Mit seiner eigenen Fassung des „Brandner Kaspar“ zeigt sich Kroetz als gealterter Heimatdichter. Überraschend? Eigentlich nicht. Kroetz war immer ein zerrissener Heimatdichter, zu Hause im Widersprüchlichen. Aus Elend und Armut der Nachkriegszeit brachte er es zu Mercedes und Maßanzug, er war Katholik (im Geiste, weil aus der Kirche ausgetreten), Kommunist (nicht nur im Geiste, weil in die Deutsche Kommunistische Partei eingetreten) und Kolumnist (für „Bild“). Wie sein Wegbegleiter Rainer Werner Fassbinder sah sich Kroetz als Erbe von Marieluise Fleißer, der Ingolstädter Koryphäe neuer Volksstücke. So betrachtet ist sich Kroetz treu geblieben.
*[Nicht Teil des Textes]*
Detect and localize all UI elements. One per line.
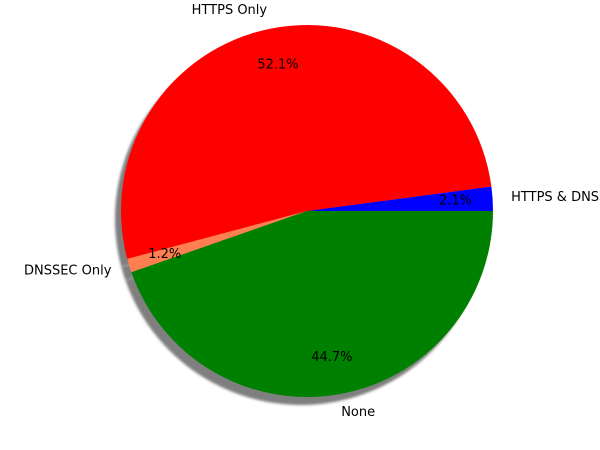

Kroetz huldigt mit „Geschichtn vom Brandner Kaspar“ dem bayrisch-barocken Lebensgefühl. Der Brandner ist „a Odrahter“, ein Durchtriebener, der dem „Boandlkramer“, dem Tod, bei ein paar Glas vom guten Kerschngeist noch ein paar Lebensjahre abluchst. Doch lässt sich der Tod bescheißen? Und wofür will man leben? Es ist keine Idylle, die Kroetz schildert, mehr „Höllentrip und Himmelfahrt“, wie es im Stück heißt: Es geht um Einsamkeit im Alter, eine verlorene Tochter, ein totes Enkelkind. Und nur ganz am Rande auch um Politik: „De wo regiern, san oft die bledan wia de, wo regiert wem.“ Die Bauernschläue ist Kroetz merklich näher als studierte Besserwisserei.

Wenn der Himmelswächter Petrus auf Bayrisch flucht oder der Tod nach einigen Schnäpsen mächtig einen im Tee hat, lacht der ganze Saal. Kroetz weiß zu unterhalten, er liest und spielt mit Hingabe. Und doch überwiegen die melancholischen Momente. „I moag nimmer“, sagt der Brandner Kaspar am Ende wie als bayrische Version von Bartlebys „I would prefer not to“, mehr des Lebens müde als satt. Liegt es am Alter? Oder an der berühmten bayrischen Morbidität? Dass Gerhard Polt, vier Jahre vor Kroetz geboren, in den benachbarten Kammerspielen mit dem ebenso volks- und todesnahen Schauspiel „A scheene Leich“ auf dem Spielplan steht, lässt kaum an Zufall glauben.

Durch das Stück von Kroetz zieht sich ein Hadern an den Glücksversprechen der neuen Zeit, eine Skepsis gegenüber der technischen Entgrenzung des Menschen. Kaum verwunderlich einem Autor, der öffentlich bekennt, noch immer auf der Schreibmaschine zu tippen. So findet sich unter den Regieanweisungen auch der fromme Wunsch, es mögen „nur alte Theatermittel“ verwendet werden, mit viel Bühnenzauber. Das ist eine Liebeserklärung an das alte Theater der Fantasie, das die kargen Hinterzimmer der Wirtshäuser in kleine Feststätten der Vorstellungskraft verwandelte. Auch das ist wenig verwunderlich, da Kroetz wiederholt geäußert hat, wie wenig er mit den zeitgenössischen Regieeitelkeiten im Theater anfangen kann.

Am Ende gibt es großen Applaus für den glänzend aufgelegten Alleinunterhalter. Franz Xaver Kroetz winkt ins Publikum und verteilt Kusshände. Wenn im Leben immer alles zwei Mal passieren sollte, einmal mit Fehler und einmal danach, dann bitte immer so wie bei dieser Lesung. Wenige Tage später folgt das Danach, die Premiere von „Geschichtn vom Brandner Kaspar“ wird nachgeholt. Mit Schauspiel, Musik und dem ganzen Bühnenzauber, den auch die alten Theatermittel noch immer zu bieten haben.